$percentile (aggregation)

~~On this page~~本页内容

~~Definition~~定义
~~Syntax~~语法
~~Command Fields~~命令字段
~~Behavior~~行为
~~Examples~~实例
~~Learn More~~了解更多信息

Definition定义

$percentile

~~New in version 7.0.~~ 7.0版新增。

~~Returns an array of scalar values that correspond to specified percentile values.~~返回与指定百分位数相对应的标量值数组。

~~You can use $percentile as an accumulator in the $group stage or as an aggegation expression.~~您可以将$percentage用作$group阶段中的累加器或聚合表达式。

Syntax语法

~~The syntax for $percentile is:~~$percentage的语法为：

{
   $percentile: {
      input: <expression>,
      p: [ <expression1>, <expression2>, ... ],
      method: <string>
   }
}

Command Fields命令字段

$percentile ~~takes the following fields:~~采用以下字段：

~~Field~~字段	~~Type~~类型	~~Necessity~~必要性	~~Description~~描述
`input`	Expression	~~Required~~必要的	`$percentile` ~~calculates the percentile values of this data.~~ 计算该数据的百分位数。~~`input` must be a field name or an expression that evaluates to a numeric type.~~ `input`必须是字段名或计算结果为数字类型的表达式。~~If the expression cannot be converted to a numeric type, the `$percentile` calculation ignores it~~如果表达式无法转换为数字类型，则`$percentage`计算会忽略它.
`p`	Expression	~~Required~~必要的	`$percentile` ~~calculates a percentile value for each element in `p`.~~ 计算`p`中每个元素的百分比值。~~The elements represent percentages and must evaluate to numeric values in the range `0.0` to `1.0`, inclusive.~~元素表示百分比，并且必须计算为`0.0`到`1.0`（包括`0.0`和`1.0`）范围内的数值。 `$percentile` ~~returns results in the same order as the elements in `p`.~~ 按与`p`中元素相同的顺序返回结果。
`method`	String	~~Required~~必要的	~~The method that `mongod` uses to calculate the percentile value.~~ `mongod`用于计算百分位数的方法。~~The method must be `'approximate'`.~~该方法必须是`'approximate'`。

Behavior行为

~~You can use $percentile in:~~您可以在以下位置使用$percentage：

$group ~~stages as an accumulator~~阶段作为累加器
$setWindowFields ~~stages as an accumulator~~阶段作为累加器
$project ~~stages as an aggregation expression~~阶段作为聚合表达式

$percentile ~~has the following characteristics as an accumulator, it:~~作为累加器，它具有以下特性：

~~Calculates a single result for all the documents in the stage.~~计算阶段中所有文档的单个结果。
~~Uses the t-digest algorithm to calculate approximate, percentile based metrics.~~使用t-摘要算法计算基于百分比的近似度量。
~~Uses approximate methods to scale to large volumes of data.~~使用近似方法扩展到大量数据。

$percentile ~~has the following characteristics as an aggregation expression, it:~~作为聚合表达式，它具有以下特性：

~~Accepts an array as input~~接受数组作为输入
~~Calculates a separate result for each input document~~为每个输入文档计算单独的结果

Type of Operation操作类型

~~In a $group stage, $percentile is an accumulator and calculates a value for all documents in the window.~~在$group阶段，$percentage是一个累加器，用于计算窗口中所有文档的值。

~~In a $project stage, $percentile is an aggregation expression and calculates values for each document.~~在$project阶段中，$percentage是一个聚合表达式，用于计算每个文档的值。

~~In $setWindowFields stages, $percentile returns a result for each document like an aggregation expression, but the results are computed over groups of documents like an accumulator.~~在$setWindowFields阶段中，$percentage为每个文档返回一个结果，类似于聚合表达式，但结果是在文档组上计算的，类似于累加器。
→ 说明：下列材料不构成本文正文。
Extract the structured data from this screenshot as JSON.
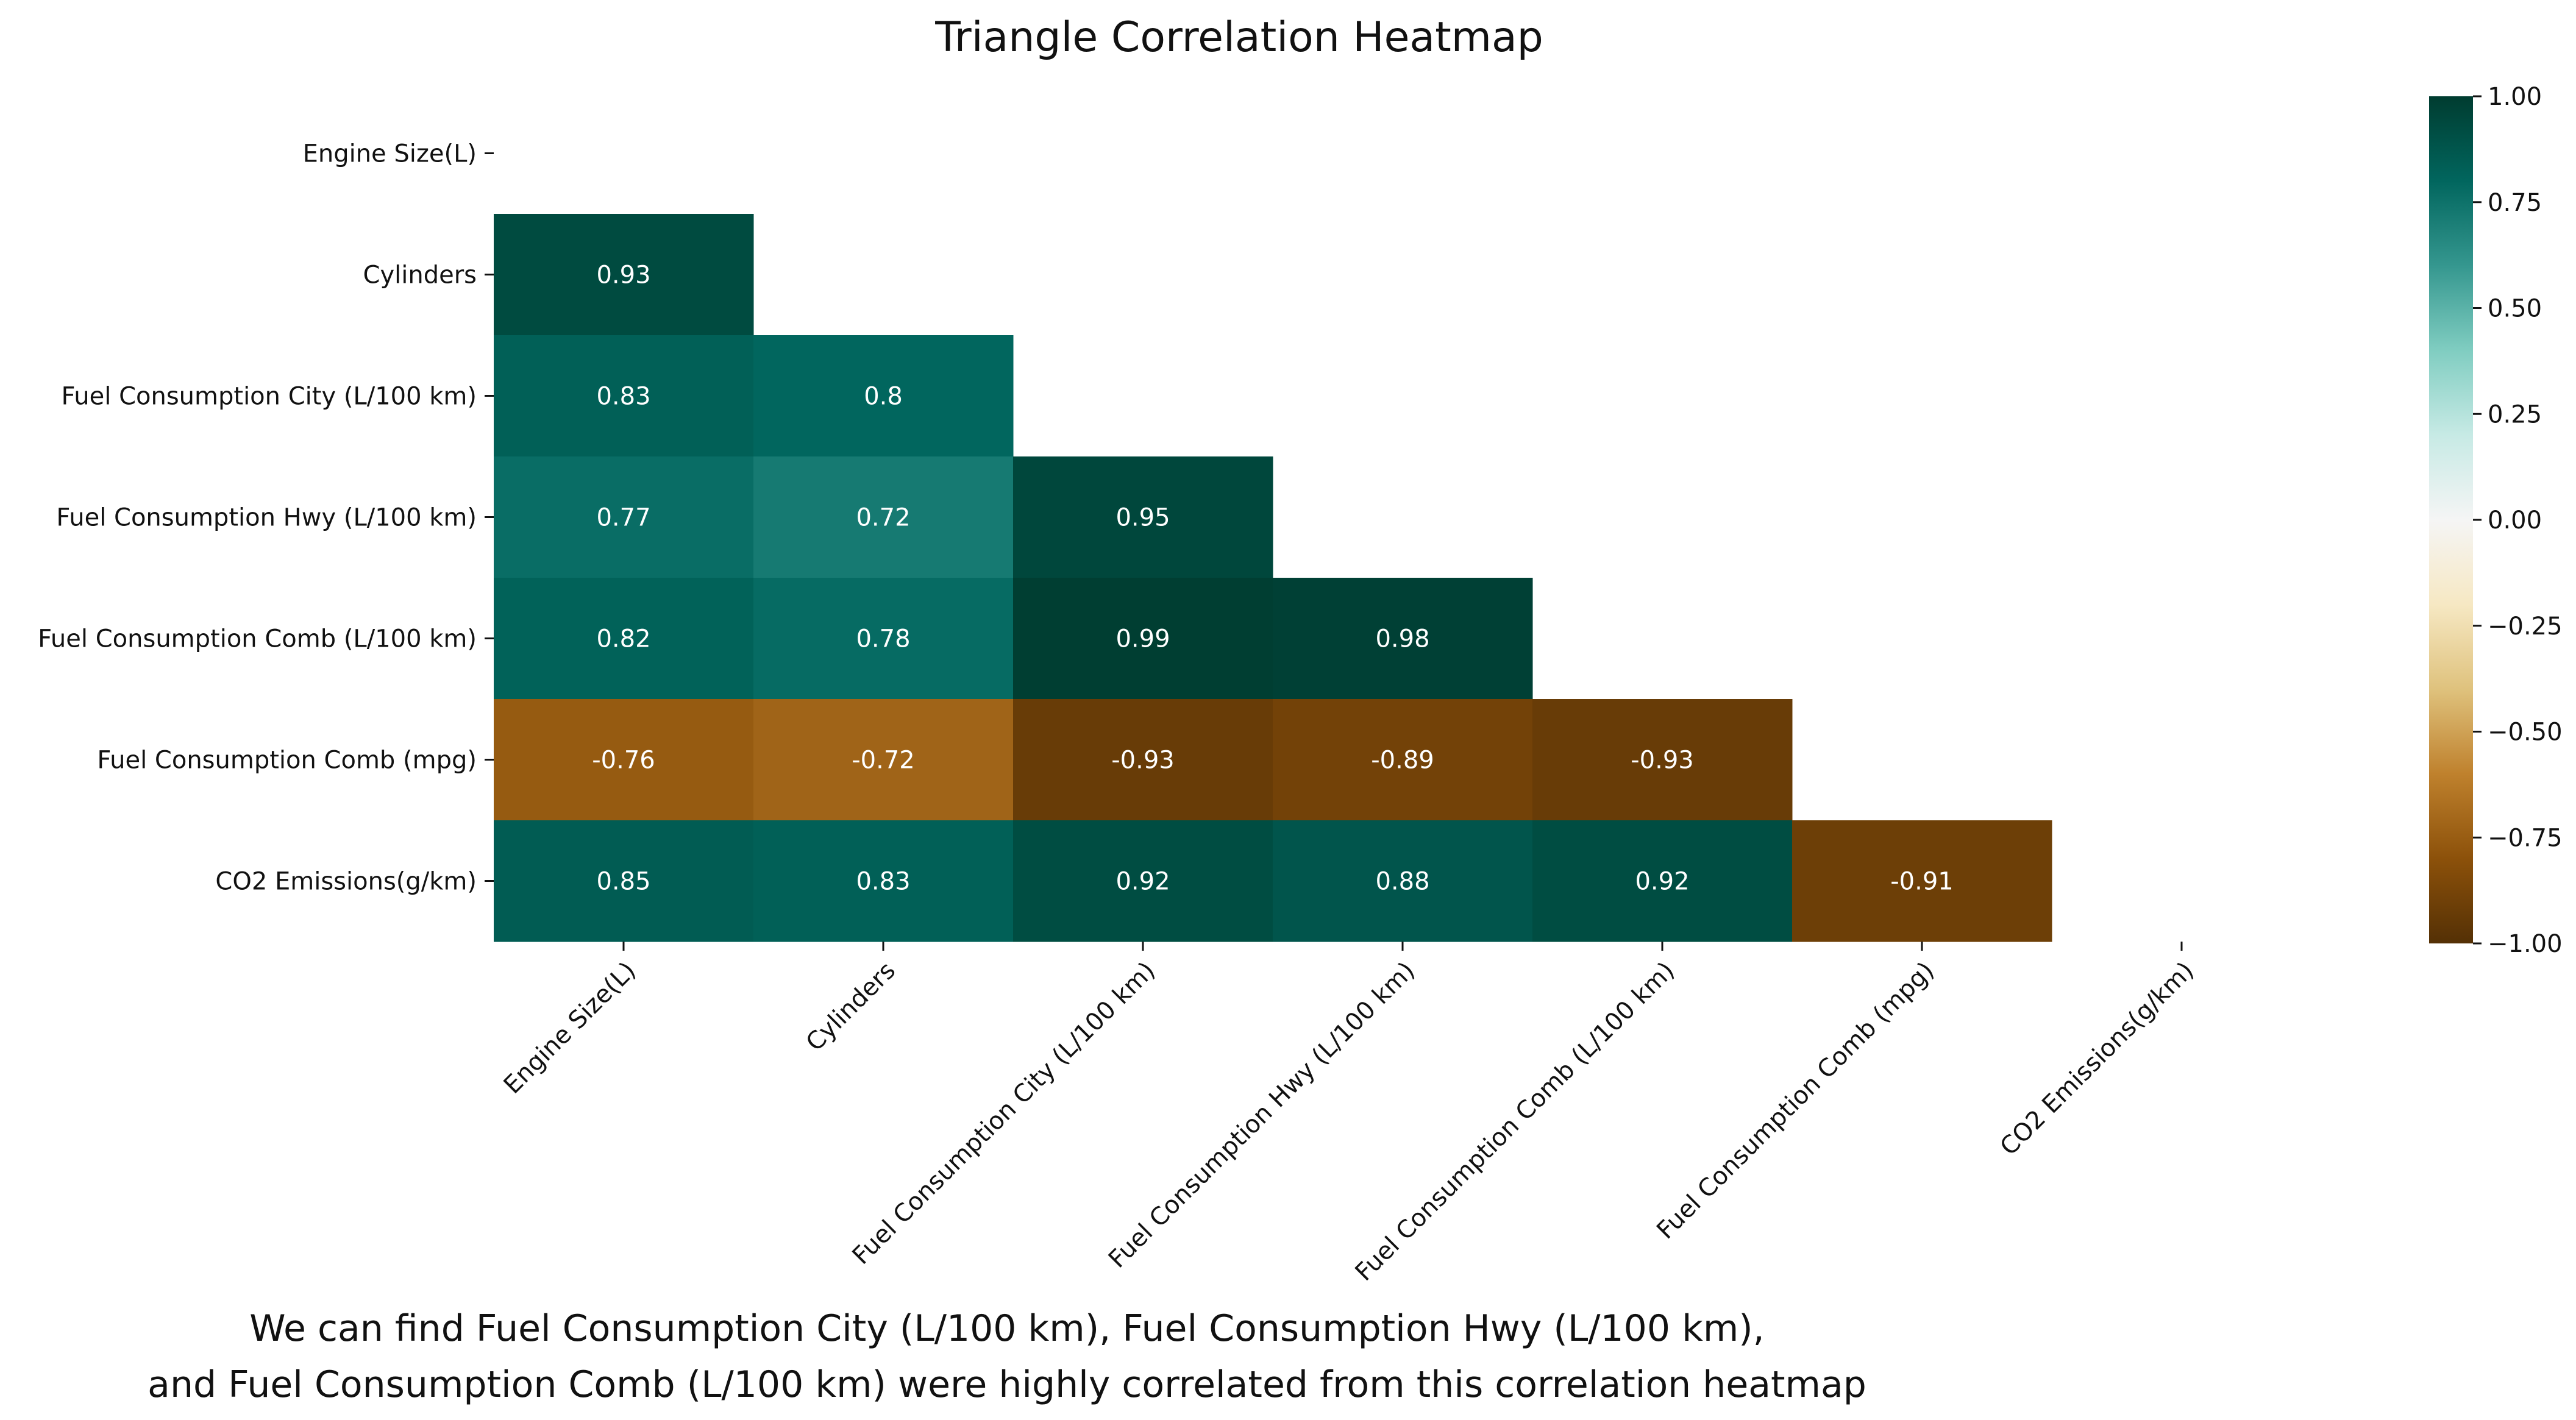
{
  "chart_data": {
    "type": "heatmap",
    "title": "Triangle Correlation Heatmap",
    "variables": [
      "Engine Size(L)",
      "Cylinders",
      "Fuel Consumption City (L/100 km)",
      "Fuel Consumption Hwy (L/100 km)",
      "Fuel Consumption Comb (L/100 km)",
      "Fuel Consumption Comb (mpg)",
      "CO2 Emissions(g/km)"
    ],
    "mask": "upper triangle including diagonal",
    "rows": [
      {
        "row": "Engine Size(L)",
        "values": []
      },
      {
        "row": "Cylinders",
        "values": [
          0.93
        ]
      },
      {
        "row": "Fuel Consumption City (L/100 km)",
        "values": [
          0.83,
          0.8
        ]
      },
      {
        "row": "Fuel Consumption Hwy (L/100 km)",
        "values": [
          0.77,
          0.72,
          0.95
        ]
      },
      {
        "row": "Fuel Consumption Comb (L/100 km)",
        "values": [
          0.82,
          0.78,
          0.99,
          0.98
        ]
      },
      {
        "row": "Fuel Consumption Comb (mpg)",
        "values": [
          -0.76,
          -0.72,
          -0.93,
          -0.89,
          -0.93
        ]
      },
      {
        "row": "CO2 Emissions(g/km)",
        "values": [
          0.85,
          0.83,
          0.92,
          0.88,
          0.92,
          -0.91
        ]
      }
    ],
    "annotation_labels": [
      [],
      [
        "0.93"
      ],
      [
        "0.83",
        "0.8"
      ],
      [
        "0.77",
        "0.72",
        "0.95"
      ],
      [
        "0.82",
        "0.78",
        "0.99",
        "0.98"
      ],
      [
        "-0.76",
        "-0.72",
        "-0.93",
        "-0.89",
        "-0.93"
      ],
      [
        "0.85",
        "0.83",
        "0.92",
        "0.88",
        "0.92",
        "-0.91"
      ]
    ],
    "colorbar": {
      "range": [
        -1.0,
        1.0
      ],
      "ticks": [
        1.0,
        0.75,
        0.5,
        0.25,
        0.0,
        -0.25,
        -0.5,
        -0.75,
        -1.0
      ],
      "tick_labels": [
        "1.00",
        "0.75",
        "0.50",
        "0.25",
        "0.00",
        "−0.25",
        "−0.50",
        "−0.75",
        "−1.00"
      ],
      "colormap": "BrBG",
      "colormap_stops": [
        "#543005",
        "#8c510a",
        "#bf812d",
        "#dfc27d",
        "#f6e8c3",
        "#f5f5f5",
        "#c7eae5",
        "#80cdc1",
        "#35978f",
        "#01665e",
        "#003c30"
      ]
    },
    "xtick_rotation_deg": 45,
    "grid": false
  },
  "caption": {
    "line1": "We can find Fuel Consumption City (L/100 km), Fuel Consumption Hwy (L/100 km),",
    "line2": "and Fuel Consumption Comb (L/100 km) were highly correlated from this correlation heatmap"
  }
}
Calculation Considerations计算注意事项

~~In $group stages, $percentile always uses an approximate calculation method.~~在$group阶段，$percentage始终使用近似计算方法。
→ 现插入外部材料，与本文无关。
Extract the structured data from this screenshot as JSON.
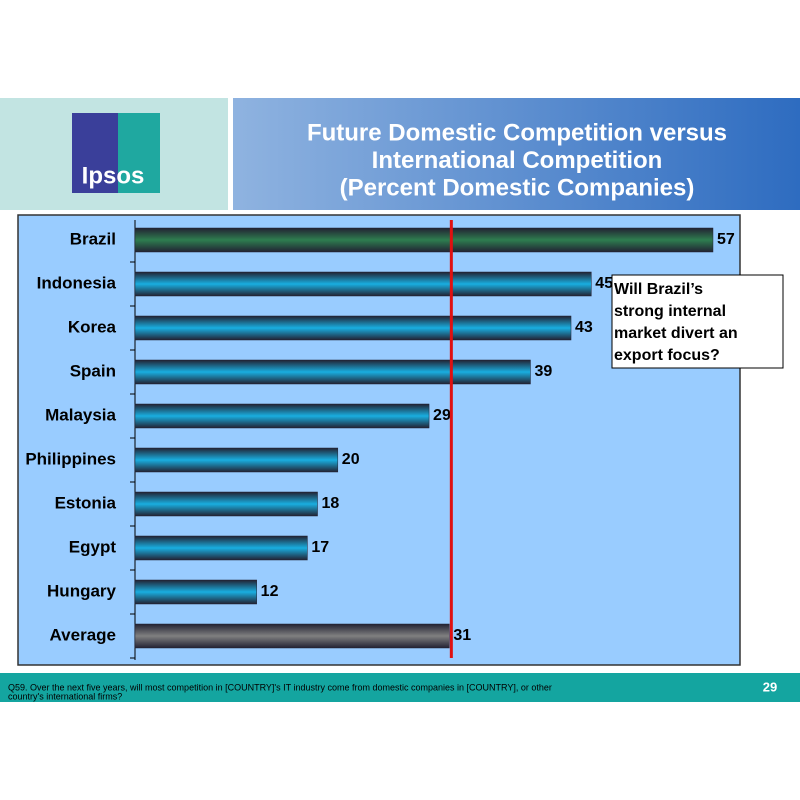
{
  "logo": {
    "text": "Ipsos"
  },
  "chart_data": {
    "type": "bar",
    "orientation": "horizontal",
    "title": [
      "Future Domestic  Competition versus",
      "International Competition",
      "(Percent Domestic Companies)"
    ],
    "categories": [
      "Brazil",
      "Indonesia",
      "Korea",
      "Spain",
      "Malaysia",
      "Philippines",
      "Estonia",
      "Egypt",
      "Hungary",
      "Average"
    ],
    "values": [
      57,
      45,
      43,
      39,
      29,
      20,
      18,
      17,
      12,
      31
    ],
    "colors": [
      "#2e7d4f",
      "#19aee0",
      "#19aee0",
      "#19aee0",
      "#19aee0",
      "#19aee0",
      "#19aee0",
      "#19aee0",
      "#19aee0",
      "#808080"
    ],
    "reference_line": {
      "color": "#e01010"
    },
    "annotation": [
      "Will Brazil’s",
      "strong internal",
      "market divert an",
      "export focus?"
    ]
  },
  "footer": {
    "note": [
      "Q59. Over the next five years, will most competition in [COUNTRY]'s IT industry come from domestic companies in [COUNTRY], or other",
      "country's international firms?"
    ],
    "page": "29"
  }
}
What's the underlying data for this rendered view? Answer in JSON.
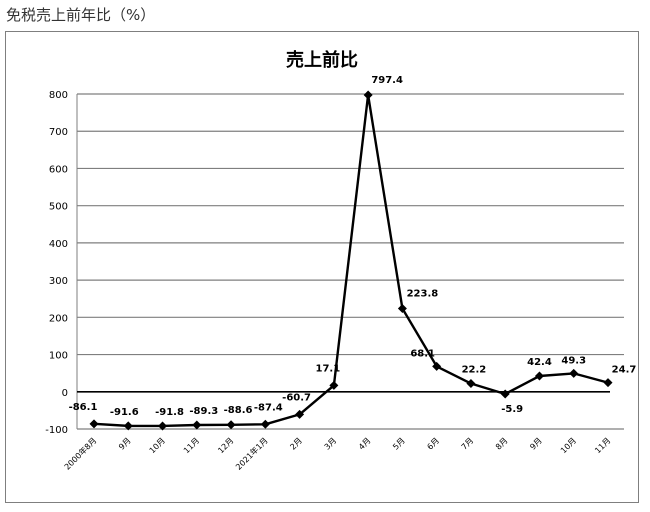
{
  "page_heading": "免税売上前年比（%）",
  "chart_data": {
    "type": "line",
    "title": "売上前比",
    "xlabel": "",
    "ylabel": "",
    "categories": [
      "2000年8月",
      "9月",
      "10月",
      "11月",
      "12月",
      "2021年1月",
      "2月",
      "3月",
      "4月",
      "5月",
      "6月",
      "7月",
      "8月",
      "9月",
      "10月",
      "11月"
    ],
    "series": [
      {
        "values": [
          -86.1,
          -91.6,
          -91.8,
          -89.3,
          -88.6,
          -87.4,
          -60.7,
          17.1,
          797.4,
          223.8,
          68.1,
          22.2,
          -5.9,
          42.4,
          49.3,
          24.7
        ],
        "labels": [
          "-86.1",
          "-91.6",
          "-91.8",
          "-89.3",
          "-88.6",
          "-87.4",
          "-60.7",
          "17.1",
          "797.4",
          "223.8",
          "68.1",
          "22.2",
          "-5.9",
          "42.4",
          "49.3",
          "24.7"
        ]
      }
    ],
    "ylim": [
      -100,
      800
    ],
    "yticks": [
      -100,
      0,
      100,
      200,
      300,
      400,
      500,
      600,
      700,
      800
    ],
    "grid": true,
    "legend": "none",
    "colors": {
      "line": "#000000",
      "grid": "#7f7f7f",
      "zero_line": "#000000"
    }
  }
}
~~In $project stages, $percentile might use the discrete calculation method even when the approximate method is specified.~~在$project阶段，即使指定了近似方法，$percentage也可能使用离散计算方法。
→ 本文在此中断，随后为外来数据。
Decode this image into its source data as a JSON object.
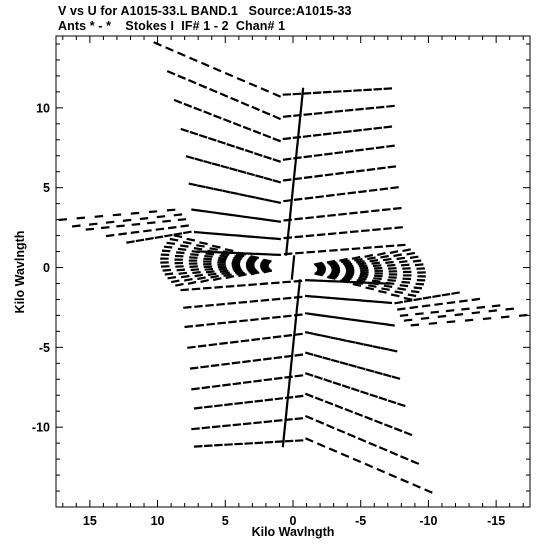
{
  "header": {
    "title_line1": "V vs U for A1015-33.L BAND.1   Source:A1015-33",
    "title_line2": "Ants * - *    Stokes I  IF# 1 - 2  Chan# 1"
  },
  "chart_data": {
    "type": "scatter",
    "title": "V vs U for A1015-33.L BAND.1   Source:A1015-33",
    "subtitle": "Ants * - *    Stokes I  IF# 1 - 2  Chan# 1",
    "xlabel": "Kilo Wavlngth",
    "ylabel": "Kilo Wavlngth",
    "xlim": [
      17.5,
      -17.5
    ],
    "ylim": [
      -15,
      14.5
    ],
    "x_reversed": true,
    "xticks": [
      15,
      10,
      5,
      0,
      -5,
      -10,
      -15
    ],
    "yticks": [
      -10,
      -5,
      0,
      5,
      10
    ],
    "marker_color": "#000000",
    "background": "#ffffff",
    "grid": false,
    "legend": "none",
    "tracks": [
      {
        "kind": "nearly horizontal arcs spanning the upper half (v from 2 to 14), each bending near u = 1",
        "approx_count": 10
      },
      {
        "kind": "nearly horizontal arcs spanning the lower half (v from -2 to -14), each bending near u = -1",
        "approx_count": 10
      },
      {
        "kind": "long diagonal track",
        "u_range": [
          17,
          -17
        ],
        "v_range": [
          3,
          -3
        ]
      },
      {
        "kind": "near-vertical spine",
        "u_range": [
          1.5,
          -1.5
        ],
        "v_range": [
          11,
          -11
        ]
      }
    ]
  }
}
~~In $setWindowFields stages, the workload determines the calculation method that $percentile uses.~~在$setWindowFields阶段中，工作负载决定了$percentage使用的计算方法。

~~The computed percentiles $percentile returns might vary, even on the same datasets. This is because the algorithm calculates approximate values.~~即使在相同的数据集上，计算的百分位数$percentage返回值也可能有所不同。这是因为该算法计算近似值。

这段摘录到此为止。